In The Independent, Lucy Scholes decided that, "Already acknowledged as one of the most inventive novelists writing in Britain today, with her new novel, Autumn, Ali Smith also proves herself to be one of the country’s foremost chroniclers, her finger firmly on the social and political pulse."

In the Financial Times, Alex Preston wrote: "The first of a quartet of season-themed novels, it begins with the Brexit vote and spools forwards in time (and backwards, and sideways, as is Smith's wont) towards November 2016. I looked up at one point when I was reading, and realised that the time of the novel had just overtaken real-world time.
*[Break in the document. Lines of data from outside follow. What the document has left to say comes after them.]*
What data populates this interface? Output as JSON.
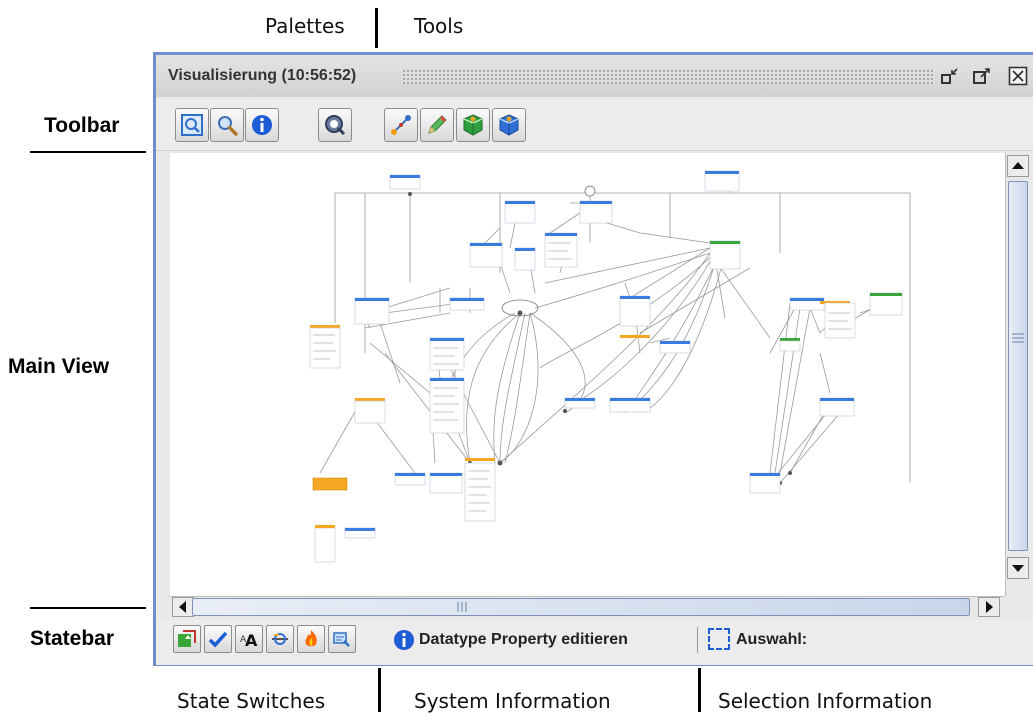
{
  "annotations": {
    "palettes": "Palettes",
    "tools": "Tools",
    "toolbar": "Toolbar",
    "main_view": "Main View",
    "statebar": "Statebar",
    "state_switches": "State Switches",
    "system_information": "System Information",
    "selection_information": "Selection Information"
  },
  "window": {
    "title": "Visualisierung (10:56:52)",
    "controls": [
      "minimize-icon",
      "maximize-icon",
      "close-icon"
    ]
  },
  "toolbar": {
    "palettes": [
      "overview-icon",
      "zoom-icon",
      "info-icon",
      "search-layout-icon"
    ],
    "tools": [
      "connect-icon",
      "edit-pencil-icon",
      "green-cube-icon",
      "blue-cube-icon"
    ]
  },
  "statebar": {
    "state_switches": [
      "refresh-icon",
      "check-icon",
      "font-icon",
      "link-icon",
      "fire-icon",
      "filter-icon"
    ],
    "system_info": "Datatype Property editieren",
    "selection_label": "Auswahl:"
  },
  "colors": {
    "window_border": "#6f8fc8",
    "node_blue": "#3a7be0",
    "node_orange": "#f5a623",
    "node_green": "#3aa63a"
  }
}
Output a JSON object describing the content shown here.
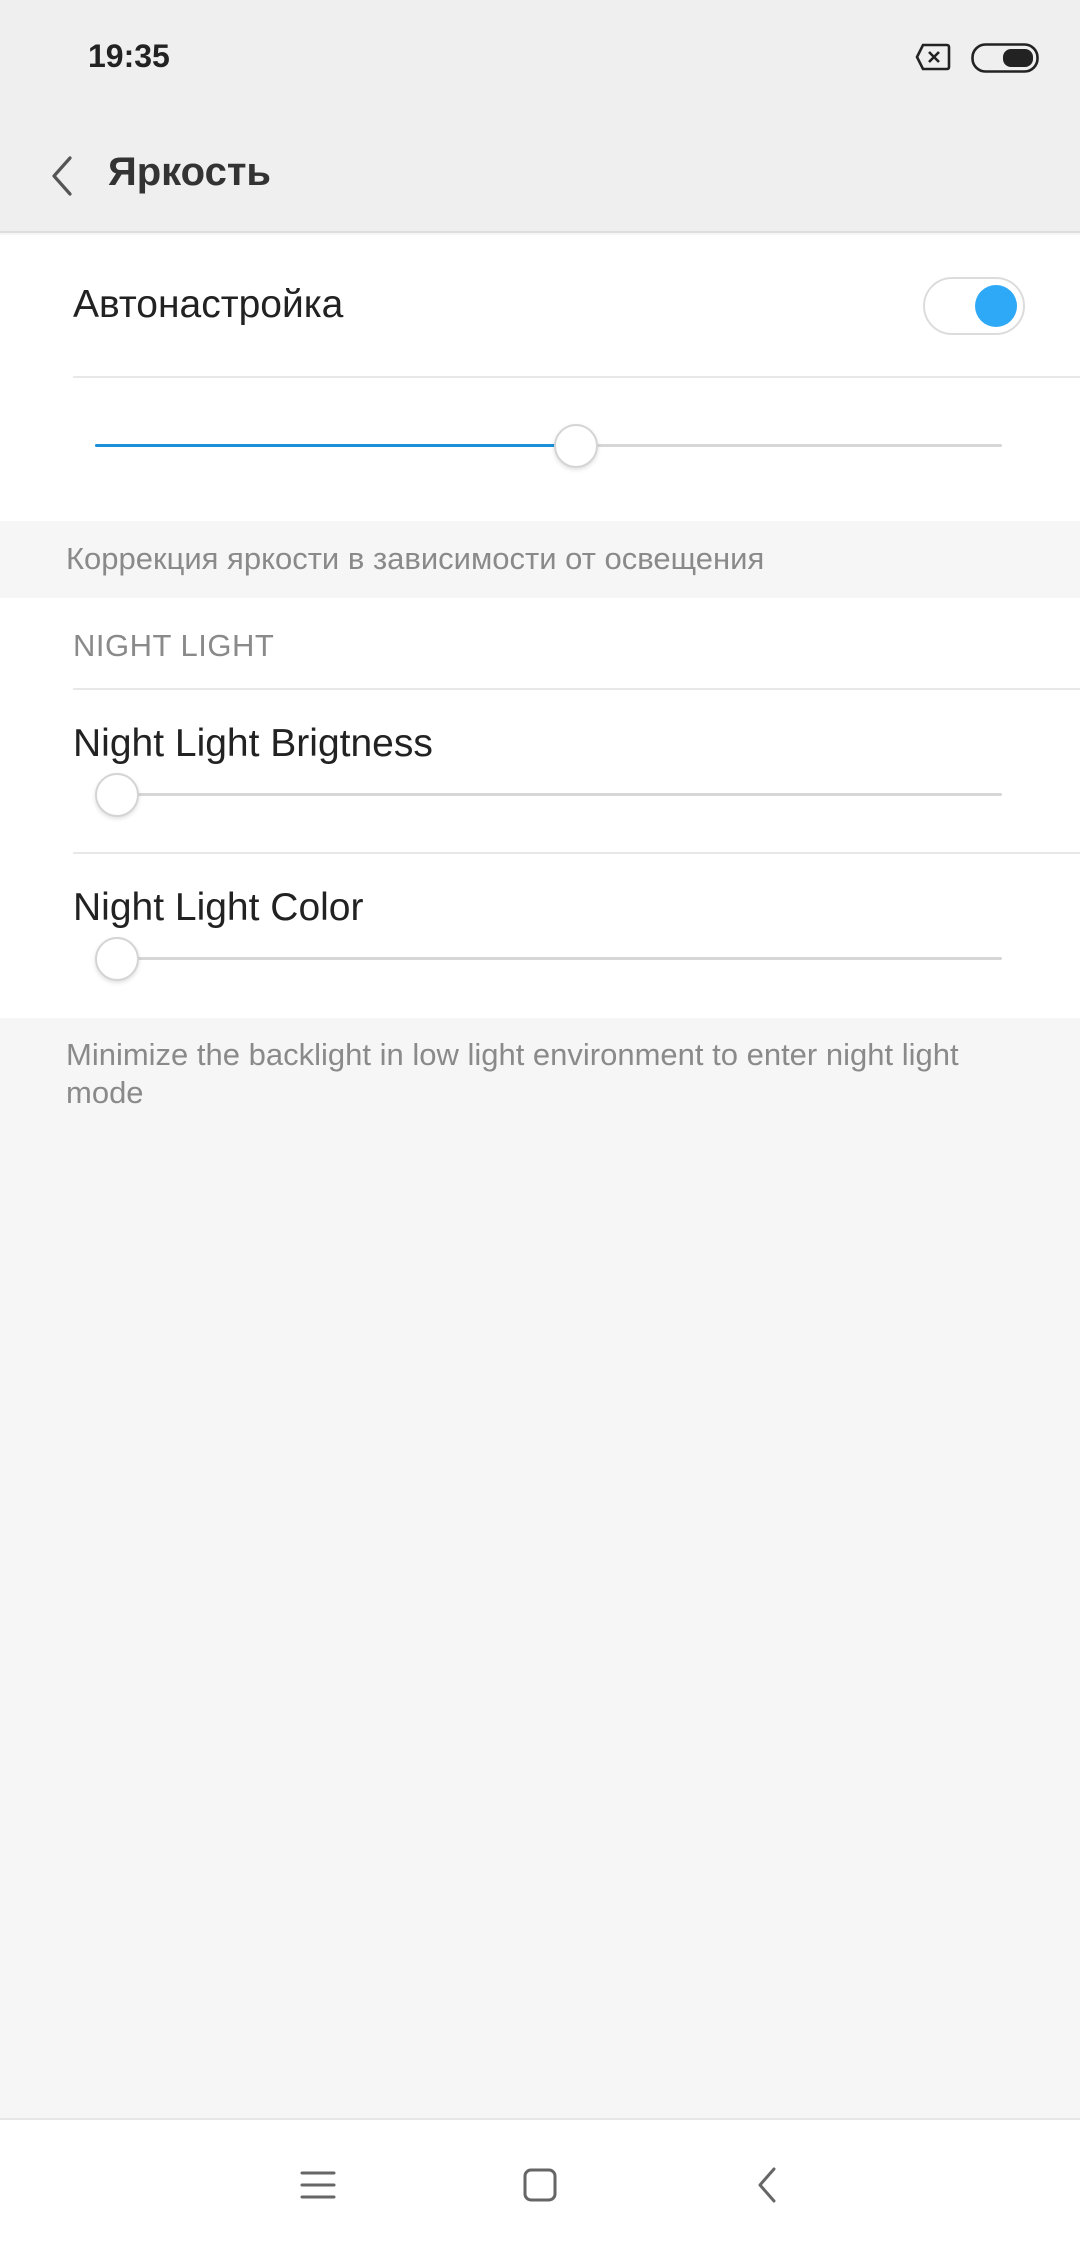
{
  "status_bar": {
    "time": "19:35",
    "icons": [
      "sim-off-icon",
      "battery-icon"
    ]
  },
  "header": {
    "back_icon": "chevron-left-icon",
    "title": "Яркость"
  },
  "brightness": {
    "auto_label": "Автонастройка",
    "auto_enabled": true,
    "level_percent": 53,
    "footnote": "Коррекция яркости в зависимости от освещения"
  },
  "night_light": {
    "section_title": "NIGHT LIGHT",
    "brightness_label": "Night Light Brigtness",
    "brightness_percent": 1,
    "color_label": "Night Light Color",
    "color_percent": 1,
    "footnote": "Minimize the backlight in low light environment to enter night light mode"
  },
  "nav_bar": {
    "icons": [
      "menu-icon",
      "home-icon",
      "back-icon"
    ]
  },
  "colors": {
    "accent": "#2ea9f7",
    "slider_fill": "#1a90d9"
  }
}
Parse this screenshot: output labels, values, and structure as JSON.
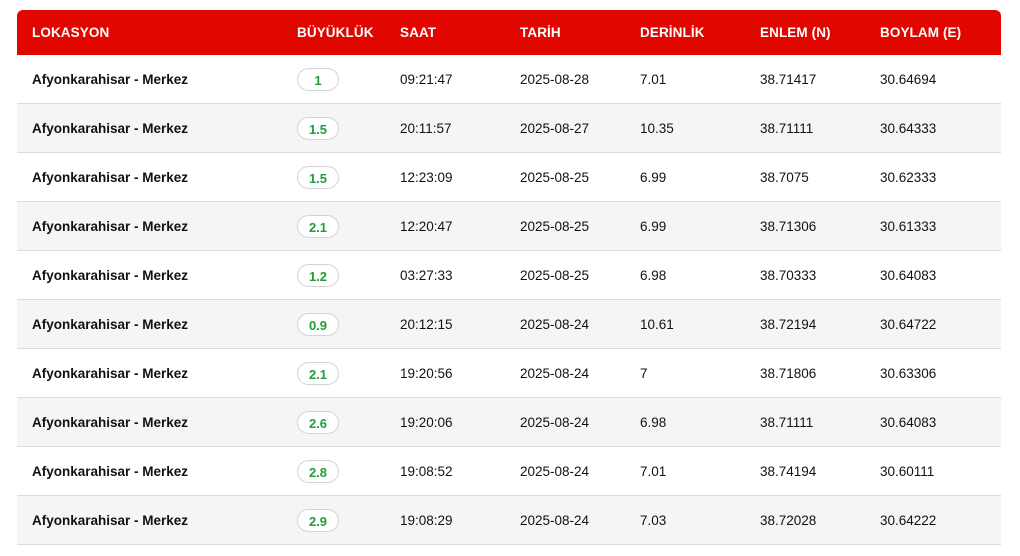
{
  "table": {
    "headers": {
      "location": "LOKASYON",
      "magnitude": "BÜYÜKLÜK",
      "time": "SAAT",
      "date": "TARİH",
      "depth": "DERİNLİK",
      "lat": "ENLEM (N)",
      "lon": "BOYLAM (E)"
    },
    "rows": [
      {
        "location": "Afyonkarahisar - Merkez",
        "magnitude": "1",
        "time": "09:21:47",
        "date": "2025-08-28",
        "depth": "7.01",
        "lat": "38.71417",
        "lon": "30.64694"
      },
      {
        "location": "Afyonkarahisar - Merkez",
        "magnitude": "1.5",
        "time": "20:11:57",
        "date": "2025-08-27",
        "depth": "10.35",
        "lat": "38.71111",
        "lon": "30.64333"
      },
      {
        "location": "Afyonkarahisar - Merkez",
        "magnitude": "1.5",
        "time": "12:23:09",
        "date": "2025-08-25",
        "depth": "6.99",
        "lat": "38.7075",
        "lon": "30.62333"
      },
      {
        "location": "Afyonkarahisar - Merkez",
        "magnitude": "2.1",
        "time": "12:20:47",
        "date": "2025-08-25",
        "depth": "6.99",
        "lat": "38.71306",
        "lon": "30.61333"
      },
      {
        "location": "Afyonkarahisar - Merkez",
        "magnitude": "1.2",
        "time": "03:27:33",
        "date": "2025-08-25",
        "depth": "6.98",
        "lat": "38.70333",
        "lon": "30.64083"
      },
      {
        "location": "Afyonkarahisar - Merkez",
        "magnitude": "0.9",
        "time": "20:12:15",
        "date": "2025-08-24",
        "depth": "10.61",
        "lat": "38.72194",
        "lon": "30.64722"
      },
      {
        "location": "Afyonkarahisar - Merkez",
        "magnitude": "2.1",
        "time": "19:20:56",
        "date": "2025-08-24",
        "depth": "7",
        "lat": "38.71806",
        "lon": "30.63306"
      },
      {
        "location": "Afyonkarahisar - Merkez",
        "magnitude": "2.6",
        "time": "19:20:06",
        "date": "2025-08-24",
        "depth": "6.98",
        "lat": "38.71111",
        "lon": "30.64083"
      },
      {
        "location": "Afyonkarahisar - Merkez",
        "magnitude": "2.8",
        "time": "19:08:52",
        "date": "2025-08-24",
        "depth": "7.01",
        "lat": "38.74194",
        "lon": "30.60111"
      },
      {
        "location": "Afyonkarahisar - Merkez",
        "magnitude": "2.9",
        "time": "19:08:29",
        "date": "2025-08-24",
        "depth": "7.03",
        "lat": "38.72028",
        "lon": "30.64222"
      }
    ]
  },
  "colors": {
    "header_bg": "#e10600",
    "magnitude_text": "#1f9e3a"
  }
}
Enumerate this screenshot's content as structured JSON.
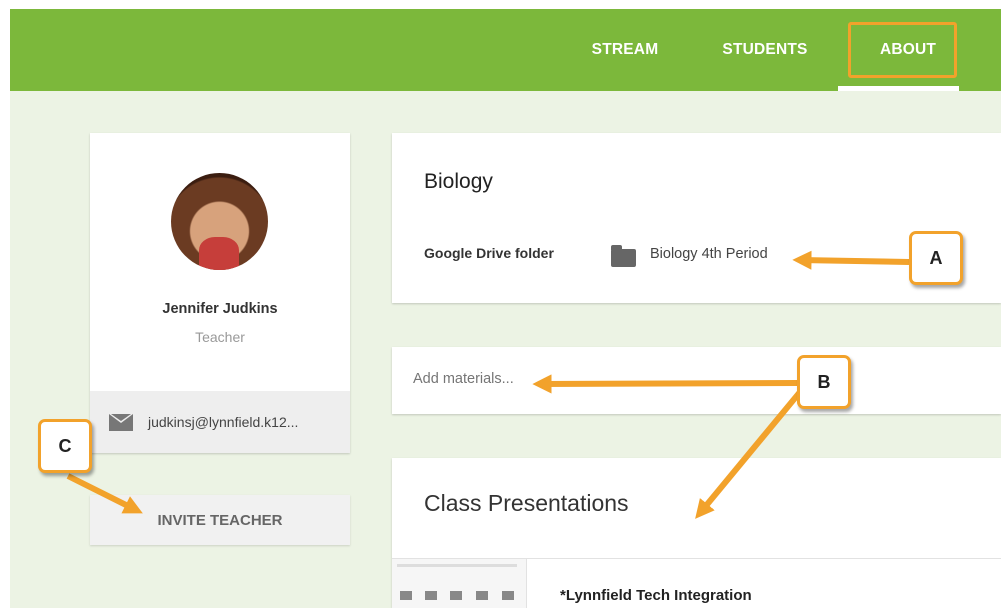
{
  "nav": {
    "tabs": [
      {
        "label": "STREAM"
      },
      {
        "label": "STUDENTS"
      },
      {
        "label": "ABOUT"
      }
    ]
  },
  "teacher": {
    "name": "Jennifer Judkins",
    "role": "Teacher",
    "email": "judkinsj@lynnfield.k12..."
  },
  "invite_label": "INVITE TEACHER",
  "class_info": {
    "title": "Biology",
    "drive_label": "Google Drive folder",
    "drive_value": "Biology 4th Period"
  },
  "materials": {
    "placeholder": "Add materials..."
  },
  "presentations": {
    "title": "Class Presentations",
    "item_title": "*Lynnfield Tech Integration"
  },
  "callouts": {
    "a": "A",
    "b": "B",
    "c": "C"
  },
  "colors": {
    "header": "#7cb83b",
    "callout_border": "#f2a22b",
    "background": "#ecf3e4"
  }
}
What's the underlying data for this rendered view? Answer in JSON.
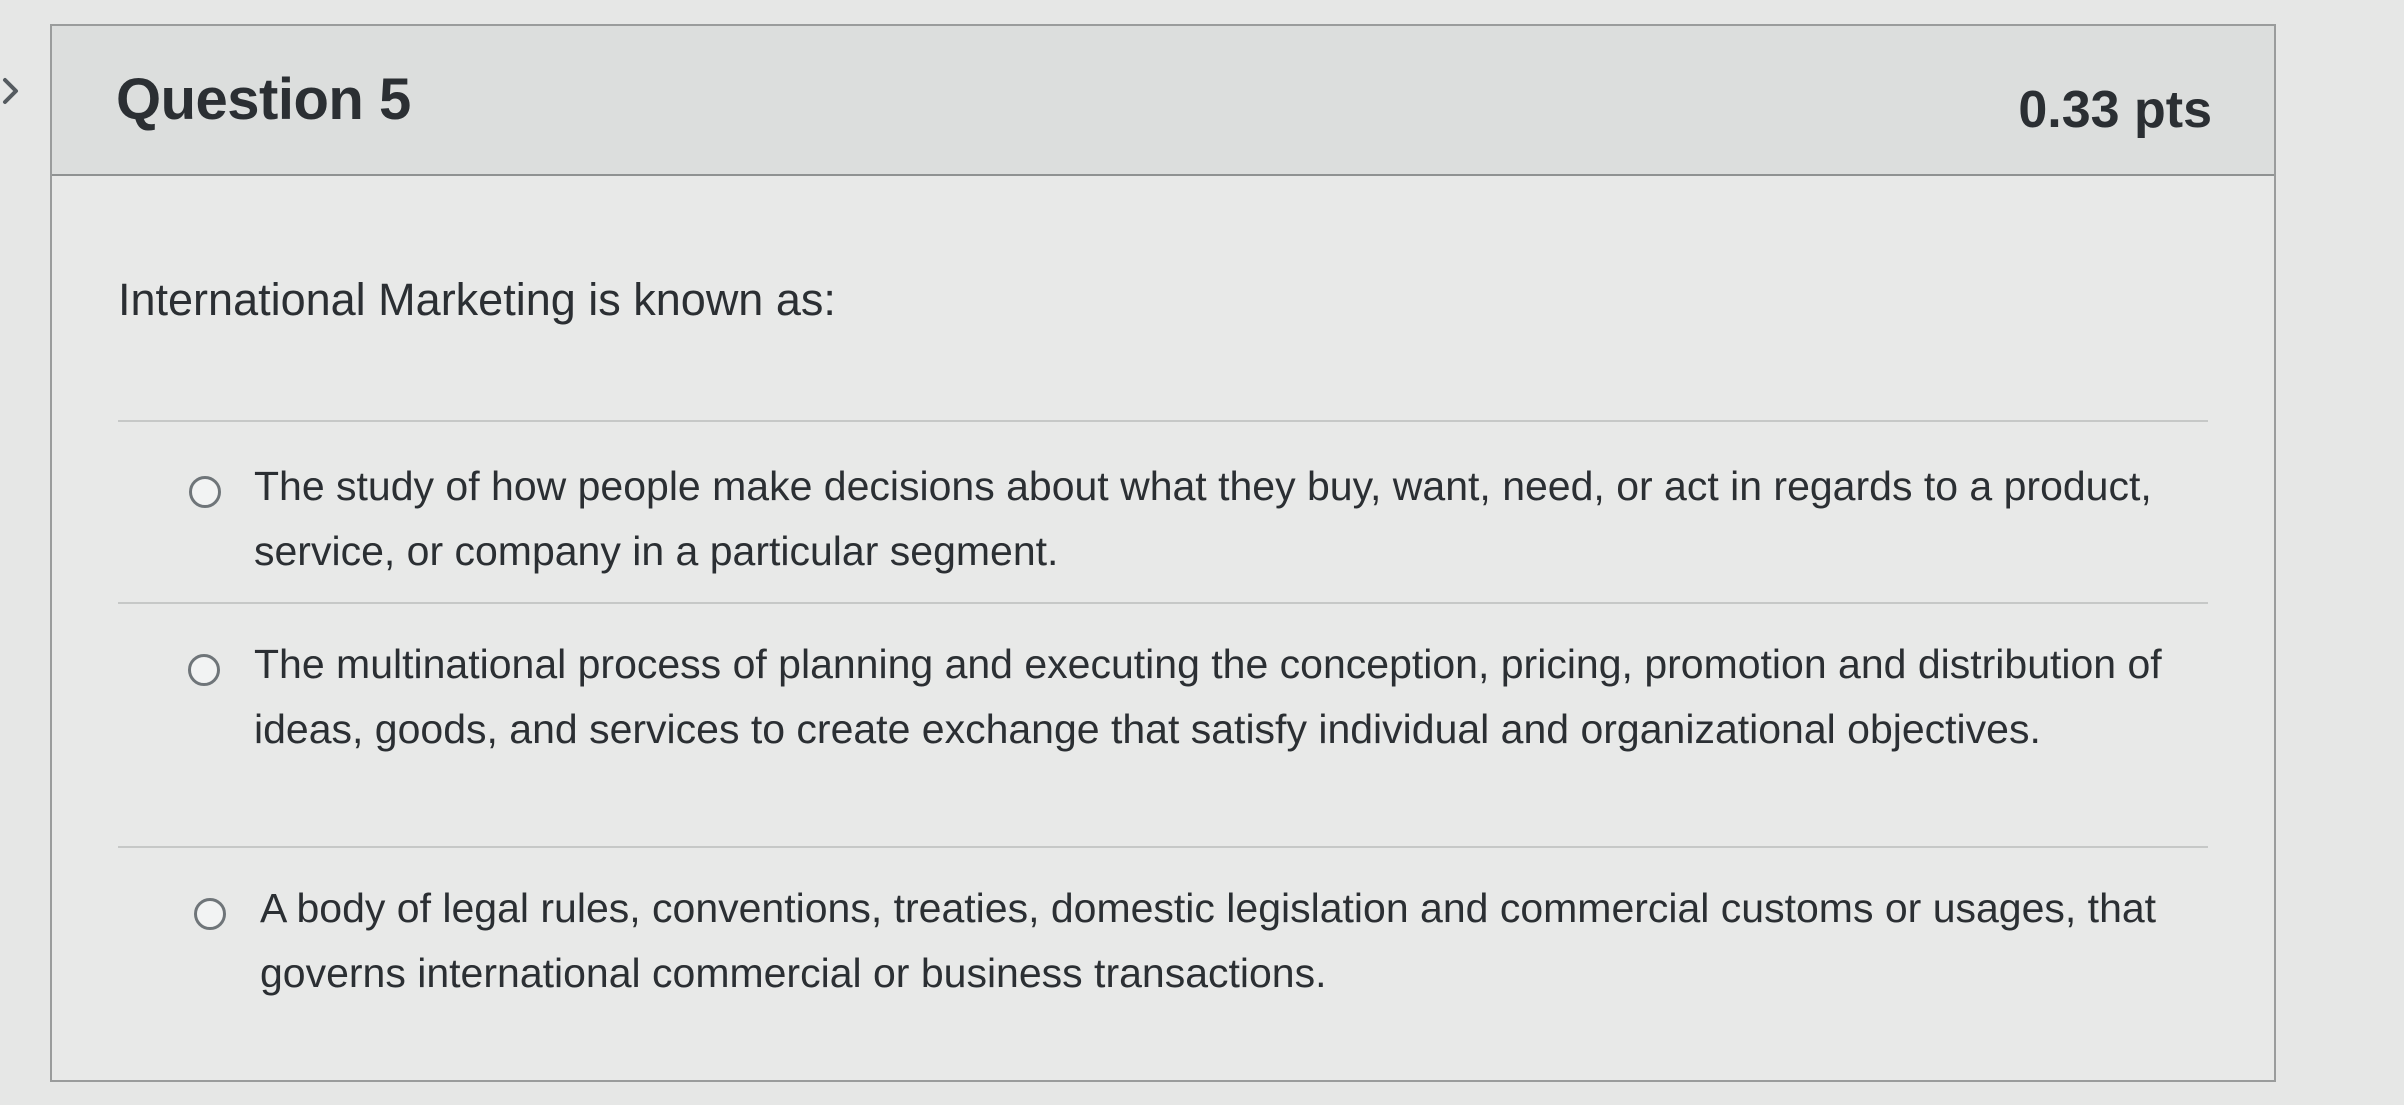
{
  "question": {
    "title": "Question 5",
    "points": "0.33 pts",
    "text": "International Marketing is known as:"
  },
  "answers": [
    {
      "text": "The study of how people make decisions about what they buy, want, need, or act in regards to a product, service, or company in a particular segment."
    },
    {
      "text": "The multinational process of planning and executing the conception, pricing, promotion and distribution of ideas, goods, and services to create exchange that satisfy individual and organizational objectives."
    },
    {
      "text": "A body of legal rules, conventions, treaties, domestic legislation and commercial customs or usages, that governs international commercial or business transactions."
    }
  ],
  "icons": {
    "collapse": "chevron-right-icon",
    "unselected_radio": "radio-unselected-icon"
  }
}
It’s a brilliant and unsettling conceit, leaving you marvelling that writing this good could have come so fast." He acknowledged that, "Autumn is a novel of ideas, and plot isn’t the reason we keep turning the pages. What grips the reader is the way that Smith draws us deeper into Elisabeth’s world […] and the way the amiable, big-hearted Daniel triangulates and illuminates these lives." Preston concluded by saying, "I can think of few writers — Virginia Woolf is one, James Salter another — so able to propel a narrative through voice alone. Smith’s use of free indirect discourse, the close-third-person style that puts the reader at once within and without her characters, means that Autumn, for all its braininess, is never difficult. […] This is a novel that works by accretion, appearing light and playful, surface-dwelling, while all the time enacting profound changes on the reader’s heart. In a country apparently divided against itself, a writer such as Smith, who makes you feel known, who seems to speak to your own private weirdnesses, is more valuable than a whole parliament of politicians."

The book was named by The New York Times as one of the 10 Best Books of 2017. In 2019, the novel was ranked 8th on The Guardians list of the 100 best books of the 21st century.